Unexpected behavior from libring (HashRing). Unlucky number 14?

I’ve been kicking the tires of the libring package to help distribute work/data across multiple nodes in a deterministic way.

Given a ring like so:

iex> ring = HashRing.new() 
  |> HashRing.add_node(:a@localhost) 
  |> HashRing.add_node(:b@localhost)
#<Ring[:b@localhost, :a@localhost]>

You can ask it which n nodes a given key should map to, e.g.

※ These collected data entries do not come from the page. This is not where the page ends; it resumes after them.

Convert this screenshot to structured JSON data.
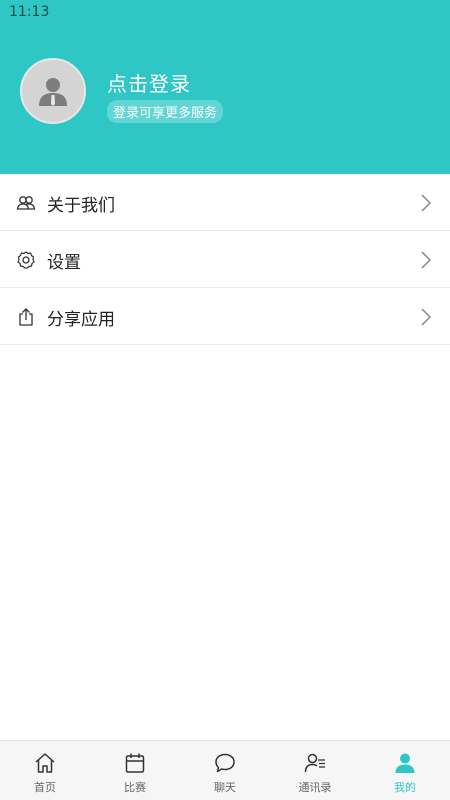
{
  "status_bar": {
    "time": "11:13"
  },
  "header": {
    "title": "点击登录",
    "subtitle": "登录可享更多服务",
    "background_color": "#2ec7c6",
    "avatar_icon": "user-avatar-icon"
  },
  "menu": {
    "items": [
      {
        "label": "关于我们",
        "icon": "users-icon"
      },
      {
        "label": "设置",
        "icon": "gear-icon"
      },
      {
        "label": "分享应用",
        "icon": "share-icon"
      }
    ]
  },
  "tabbar": {
    "active_color": "#2ec7c6",
    "items": [
      {
        "label": "首页",
        "icon": "home-icon",
        "active": false
      },
      {
        "label": "比赛",
        "icon": "calendar-icon",
        "active": false
      },
      {
        "label": "聊天",
        "icon": "chat-bubble-icon",
        "active": false
      },
      {
        "label": "通讯录",
        "icon": "contacts-icon",
        "active": false
      },
      {
        "label": "我的",
        "icon": "profile-icon",
        "active": true
      }
    ]
  }
}
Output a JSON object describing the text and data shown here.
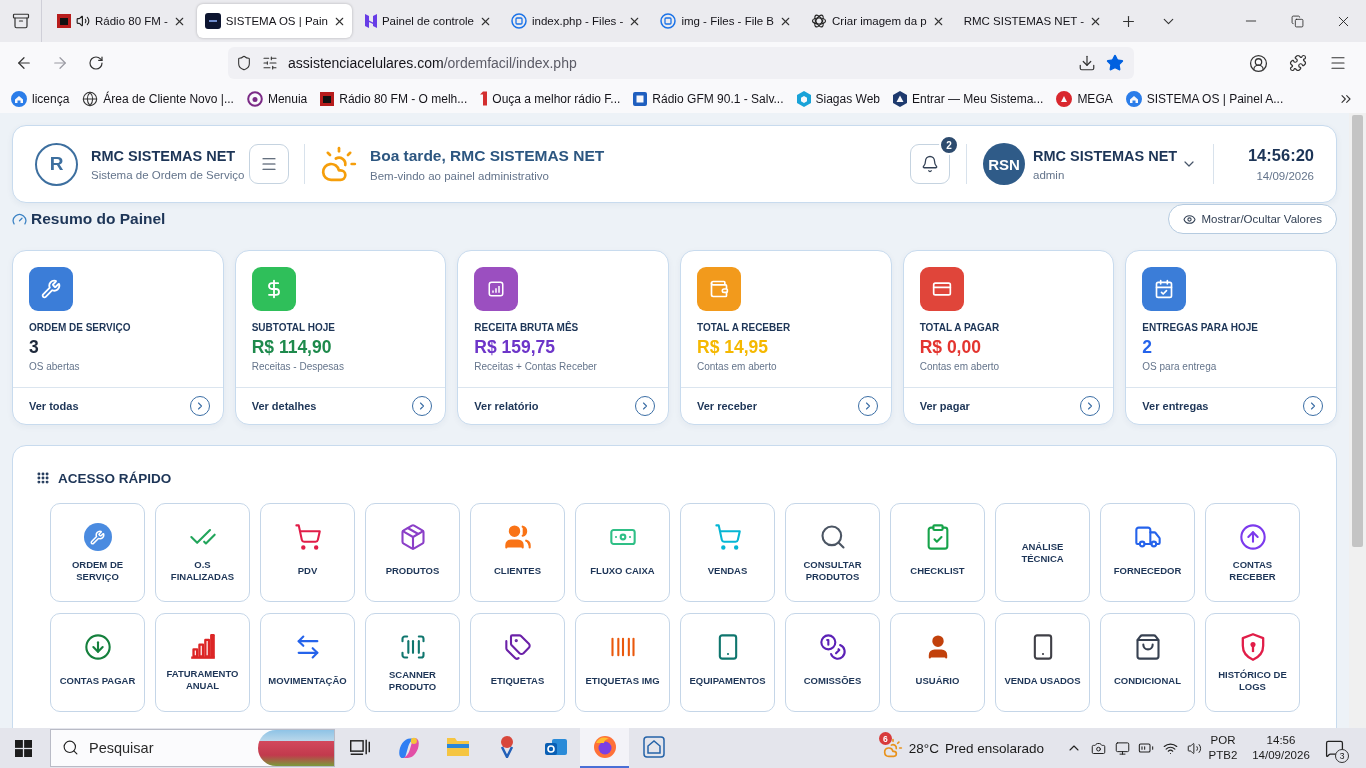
{
  "browser": {
    "tabs": [
      {
        "title": "Rádio 80 FM -",
        "selected": false,
        "playing": true
      },
      {
        "title": "SISTEMA OS | Pain",
        "selected": true,
        "playing": false
      },
      {
        "title": "Painel de controle",
        "selected": false,
        "playing": false
      },
      {
        "title": "index.php - Files -",
        "selected": false,
        "playing": false
      },
      {
        "title": "img - Files - File B",
        "selected": false,
        "playing": false
      },
      {
        "title": "Criar imagem da p",
        "selected": false,
        "playing": false
      },
      {
        "title": "RMC SISTEMAS NET -",
        "selected": false,
        "playing": false
      }
    ],
    "address": {
      "host": "assistenciacelulares.com",
      "path": "/ordemfacil/index.php"
    },
    "bookmarked": true,
    "bookmarks": [
      {
        "label": "licença"
      },
      {
        "label": "Área de Cliente Novo |..."
      },
      {
        "label": "Menuia"
      },
      {
        "label": "Rádio 80 FM - O melh..."
      },
      {
        "label": "Ouça a melhor rádio F..."
      },
      {
        "label": "Rádio GFM 90.1 - Salv..."
      },
      {
        "label": "Siagas Web"
      },
      {
        "label": "Entrar — Meu Sistema..."
      },
      {
        "label": "MEGA"
      },
      {
        "label": "SISTEMA OS | Painel A..."
      }
    ]
  },
  "header": {
    "logo": "R",
    "brand": "RMC SISTEMAS NET",
    "tagline": "Sistema de Ordem de Serviço",
    "greeting": "Boa tarde, RMC SISTEMAS NET",
    "welcome": "Bem-vindo ao painel administrativo",
    "notification_count": "2",
    "user": {
      "initials": "RSN",
      "name": "RMC SISTEMAS NET",
      "role": "admin"
    },
    "time": "14:56:20",
    "date": "14/09/2026"
  },
  "summary": {
    "title": "Resumo do Painel",
    "toggle_button": "Mostrar/Ocultar Valores",
    "cards": [
      {
        "label": "ORDEM DE SERVIÇO",
        "value": {
          "text": "3",
          "color": "#1e293b"
        },
        "note": "OS abertas",
        "link": "Ver todas",
        "color": "#3b7dd8"
      },
      {
        "label": "SUBTOTAL HOJE",
        "value": {
          "text": "R$ 114,90",
          "color": "#1e8a4c"
        },
        "note": "Receitas - Despesas",
        "link": "Ver detalhes",
        "color": "#2fbf5a"
      },
      {
        "label": "RECEITA BRUTA MÊS",
        "value": {
          "text": "R$ 159,75",
          "color": "#6d35c9"
        },
        "note": "Receitas + Contas Receber",
        "link": "Ver relatório",
        "color": "#9b4fc0"
      },
      {
        "label": "TOTAL A RECEBER",
        "value": {
          "text": "R$ 14,95",
          "color": "#f5b800"
        },
        "note": "Contas em aberto",
        "link": "Ver receber",
        "color": "#f29a1c"
      },
      {
        "label": "TOTAL A PAGAR",
        "value": {
          "text": "R$ 0,00",
          "color": "#e3342f"
        },
        "note": "Contas em aberto",
        "link": "Ver pagar",
        "color": "#e0453a"
      },
      {
        "label": "ENTREGAS PARA HOJE",
        "value": {
          "text": "2",
          "color": "#2563eb"
        },
        "note": "OS para entrega",
        "link": "Ver entregas",
        "color": "#3b7dd8"
      }
    ]
  },
  "quick_access": {
    "title": "ACESSO RÁPIDO",
    "tiles": [
      {
        "label": "ORDEM DE SERVIÇO",
        "color": "#4a8be0"
      },
      {
        "label": "O.S FINALIZADAS",
        "color": "#22a55b"
      },
      {
        "label": "PDV",
        "color": "#e11d48"
      },
      {
        "label": "PRODUTOS",
        "color": "#8b3fc8"
      },
      {
        "label": "CLIENTES",
        "color": "#f97316"
      },
      {
        "label": "FLUXO CAIXA",
        "color": "#2fbf86"
      },
      {
        "label": "VENDAS",
        "color": "#06b6d4"
      },
      {
        "label": "CONSULTAR PRODUTOS",
        "color": "#4b5563"
      },
      {
        "label": "CHECKLIST",
        "color": "#16a34a"
      },
      {
        "label": "ANÁLISE TÉCNICA"
      },
      {
        "label": "FORNECEDOR",
        "color": "#2563eb"
      },
      {
        "label": "CONTAS RECEBER",
        "color": "#7c3aed"
      },
      {
        "label": "CONTAS PAGAR",
        "color": "#15803d"
      },
      {
        "label": "FATURAMENTO ANUAL",
        "color": "#dc2626"
      },
      {
        "label": "MOVIMENTAÇÃO",
        "color": "#2563eb"
      },
      {
        "label": "SCANNER PRODUTO",
        "color": "#0f766e"
      },
      {
        "label": "ETIQUETAS",
        "color": "#6b21a8"
      },
      {
        "label": "ETIQUETAS IMG",
        "color": "#ea580c"
      },
      {
        "label": "EQUIPAMENTOS",
        "color": "#0f766e"
      },
      {
        "label": "COMISSÕES",
        "color": "#5b21b6"
      },
      {
        "label": "USUÁRIO",
        "color": "#c2410c"
      },
      {
        "label": "VENDA USADOS",
        "color": "#3f3f46"
      },
      {
        "label": "CONDICIONAL",
        "color": "#374151"
      },
      {
        "label": "HISTÓRICO DE LOGS",
        "color": "#e11d48"
      }
    ]
  },
  "taskbar": {
    "search": {
      "placeholder": "Pesquisar"
    },
    "weather_alerts": "6",
    "temperature": "28°C",
    "forecast": "Pred ensolarado",
    "language": "POR",
    "keyboard": "PTB2",
    "time": "14:56",
    "date": "14/09/2026",
    "notifications": "3"
  }
}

iex> HashRing.key_to_nodes(ring, 13, 2)
[:a@localhost, :b@localhost]

But what’s strange is that certain numbers seem to cause problems. For example, the lucky number 14 comes out with only ONE node assigned to it instead of the 2 that were asked for:

iex> HashRing.key_to_nodes(ring, 14, 2)
[:a@localhost]

But more curious is that the problematic keys seem to be related to the names of the hosts, e.g. using hostnames :a and :b works as expected:

iex> ring2 = HashRing.new() |> HashRing.add_node(:a) |> HashRing.add_node(:b)
#<Ring[:a, :b]>
iex> HashRing.key_to_nodes(ring2, 14, 2)
[:b, :a]

The docs say that “Will return either count results or the number of nodes, depending on which is smaller.”, but this seems to not be the case with the lucky number 14.

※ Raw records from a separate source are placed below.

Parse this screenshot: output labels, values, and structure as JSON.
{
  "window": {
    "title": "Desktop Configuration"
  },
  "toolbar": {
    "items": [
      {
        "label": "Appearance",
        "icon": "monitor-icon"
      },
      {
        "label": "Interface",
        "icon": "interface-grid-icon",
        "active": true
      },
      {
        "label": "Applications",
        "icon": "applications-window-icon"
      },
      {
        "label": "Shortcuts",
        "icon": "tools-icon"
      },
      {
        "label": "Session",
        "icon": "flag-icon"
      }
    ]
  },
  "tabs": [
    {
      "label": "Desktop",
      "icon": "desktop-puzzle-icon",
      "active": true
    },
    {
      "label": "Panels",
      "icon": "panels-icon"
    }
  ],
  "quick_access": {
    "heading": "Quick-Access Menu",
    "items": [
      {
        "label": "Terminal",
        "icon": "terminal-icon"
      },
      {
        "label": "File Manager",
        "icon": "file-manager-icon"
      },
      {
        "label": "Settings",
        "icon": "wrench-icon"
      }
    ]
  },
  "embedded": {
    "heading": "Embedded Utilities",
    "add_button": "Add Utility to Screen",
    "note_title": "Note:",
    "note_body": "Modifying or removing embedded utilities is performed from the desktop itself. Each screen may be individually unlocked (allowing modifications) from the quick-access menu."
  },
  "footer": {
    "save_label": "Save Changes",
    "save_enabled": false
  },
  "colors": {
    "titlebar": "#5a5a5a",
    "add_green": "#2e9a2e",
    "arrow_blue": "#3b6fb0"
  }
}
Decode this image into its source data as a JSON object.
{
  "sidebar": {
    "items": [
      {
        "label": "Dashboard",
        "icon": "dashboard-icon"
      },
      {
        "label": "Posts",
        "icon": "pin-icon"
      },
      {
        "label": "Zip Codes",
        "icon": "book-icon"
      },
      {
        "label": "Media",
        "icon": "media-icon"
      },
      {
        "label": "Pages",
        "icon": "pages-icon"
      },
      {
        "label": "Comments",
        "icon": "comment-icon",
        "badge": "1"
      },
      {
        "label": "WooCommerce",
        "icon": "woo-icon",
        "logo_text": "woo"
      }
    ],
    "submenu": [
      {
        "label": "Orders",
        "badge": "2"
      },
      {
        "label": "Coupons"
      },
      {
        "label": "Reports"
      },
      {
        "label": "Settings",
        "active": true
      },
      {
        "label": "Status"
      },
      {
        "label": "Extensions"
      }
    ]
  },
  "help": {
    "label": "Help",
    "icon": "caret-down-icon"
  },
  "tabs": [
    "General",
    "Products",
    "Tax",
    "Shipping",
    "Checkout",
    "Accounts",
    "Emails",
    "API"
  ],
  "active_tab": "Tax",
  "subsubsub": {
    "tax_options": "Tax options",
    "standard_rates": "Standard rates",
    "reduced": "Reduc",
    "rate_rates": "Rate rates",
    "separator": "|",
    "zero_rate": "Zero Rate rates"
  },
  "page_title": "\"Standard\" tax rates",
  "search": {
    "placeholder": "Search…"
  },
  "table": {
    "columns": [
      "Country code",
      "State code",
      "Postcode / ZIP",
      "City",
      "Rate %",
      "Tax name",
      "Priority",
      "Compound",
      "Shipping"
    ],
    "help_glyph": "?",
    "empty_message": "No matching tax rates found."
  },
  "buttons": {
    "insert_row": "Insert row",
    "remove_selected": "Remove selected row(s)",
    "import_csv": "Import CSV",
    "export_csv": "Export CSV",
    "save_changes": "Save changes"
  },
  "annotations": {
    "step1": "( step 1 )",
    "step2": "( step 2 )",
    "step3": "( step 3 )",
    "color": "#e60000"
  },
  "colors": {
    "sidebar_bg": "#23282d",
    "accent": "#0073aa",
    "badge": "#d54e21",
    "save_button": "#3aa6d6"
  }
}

Can someone explain this? This is easy enough to avoid by wrapping calls to HashRing.key_to_nodes/3 to return all nodes when the count is equal to the number of available nodes, but it sure caught me by surprise!

:wave:

libring seems to be using gb_trees and iterates over it. Maybe it didn’t implement wrapping around?

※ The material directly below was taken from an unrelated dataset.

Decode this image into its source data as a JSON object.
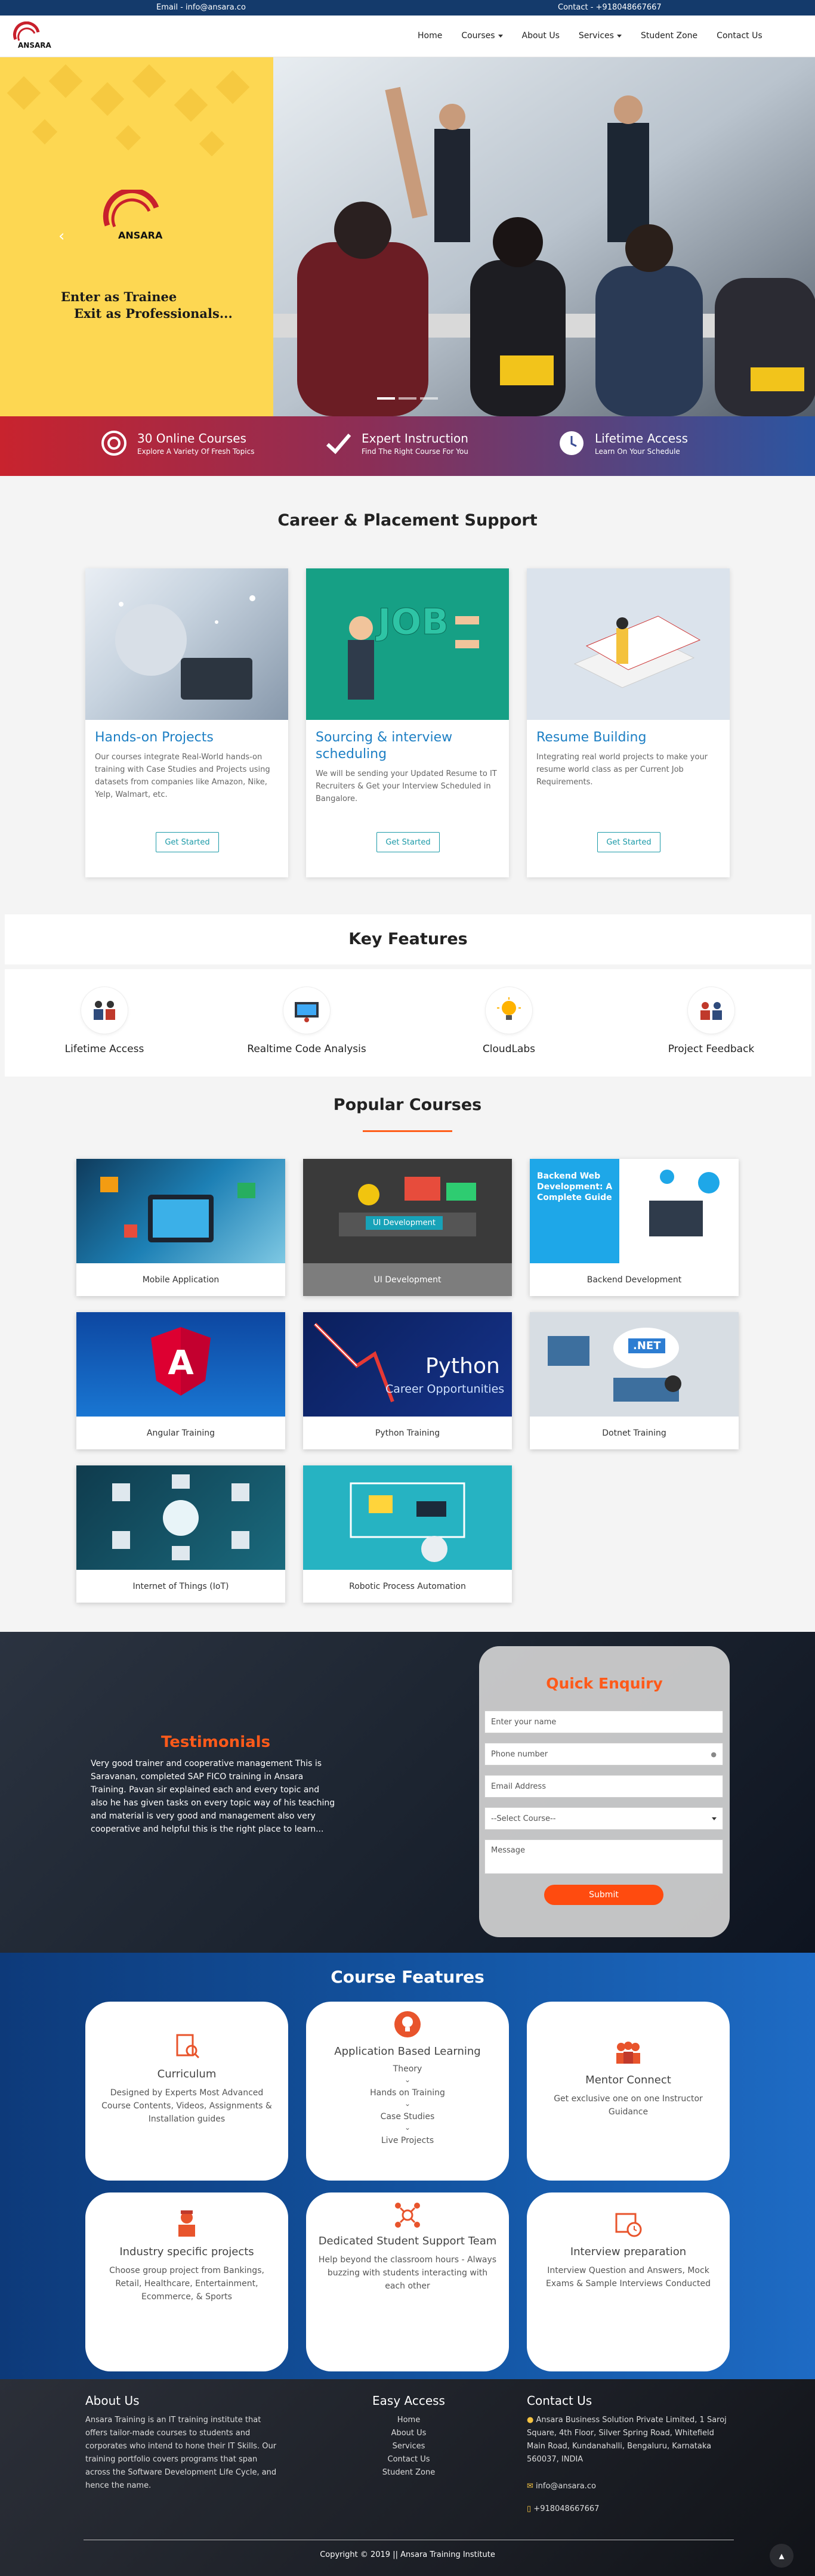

Here: libring/lib/ring.ex at c64f12ded165eef37a987595dd1815e5846e8e6d · bitwalker/libring · GitHub

Maybe it needs to restart iteration from some appropriate point (e.g. :gb_trees.smallest(r) or some 0 equivalent) if next returnes :none and count > 0


Off-topic: Erlang people have some sort of unusual affinity towards hash rings (probably because of Riak) but I like Rendezvous hashing - Wikipedia better :upside_down_face:

Here’s a basic but simple (no deps) implementation: Check if there is interest in using highest random weight distribution strategy · Issue #277 · derekkraan/horde · GitHub – modifying it to k > 1 to pick top-K nodes is a matter of switching from Enum.max_by to Enum.sort and Enum.take.

1 Like

Not particularly familiar with this algorithm, but re: @ruslandoga’s point about wrapping around - 14’s phash value is definitely large :thinking:

iex(2)> :erlang.phash2(14, hash_range)
4251188017

iex(3)> :erlang.phash2(13, hash_range)
780247510

Of course, Riak was a Dynamo clone and the Dynamo paper was very influential. They in turn got it from Akamai, and I have seen it speculated that the popularity of consistent hashing was essentially a cargo cult on top of Akamai, which was a big deal during the boom. There was even an old Apple keynote from the time where Steve Jobs talked up Akamai’s CDN and announced they had invested.

The funny part is that Rendezvous hashing is not only better but, on top of that, way easier to understand.

Side note: if you are using this method to store data, make sure you read the Copysets paper!

1 Like

Thanks for the insights! I’m new to all the algorithms here. I see GitHub - timdeputter/Rendezvous: Implementation of the Rendezvous or Highest Random Weight (HRW) hashing algorithm in the Elixir Programming Language but it doesn’t seem to be on hex? (No docs, anyway… it’s 10 years old). I have some other headier problems with distributed nodes that are probably more in need of my brainpower, but I’d be happy to kick tires on this… anyone know if there is a more current implementation of rendezvous hashing in Elixir?

anyone know if there is a more current implementation of rendezvous hashing in Elixir?

It might be the curse of this approach. In Elixir it can be expressed with a single Enum.max_by

key = 14
nodes = Node.list([:this, :visible])
chosen_node = Enum.max_by(nodes, fn n -> {:erlang.phash2({key, n}), n} end)

:stuck_out_tongue:


The linked implementation seems to be using very heavy hashing functions and attempts to make them configurable, there is no need for this. :erlang.phash2 is good and fast enough.

3 Likes

Which linked implementation are you referring to? Are you saying that libring’s implementation is too complex? Or that the rendezvous repo is trying to be configurable and it’s too complex.

How to adjust :erlang.phash2 so it returns a sorted list?

What he’s saying is that the rendezvous hash algorithm is so simple that a library isn’t really necessary.

The algorithm is literally just: hash the key with each node and sort the hashes, then take the top N results and those are your nodes. The max_by example he gave would be N=1, but you could instead do Enum.sort_by(...) |> Enum.take(n).

3 Likes

ah, gotcha. Makes sense. Yep. Thanks for the clarification!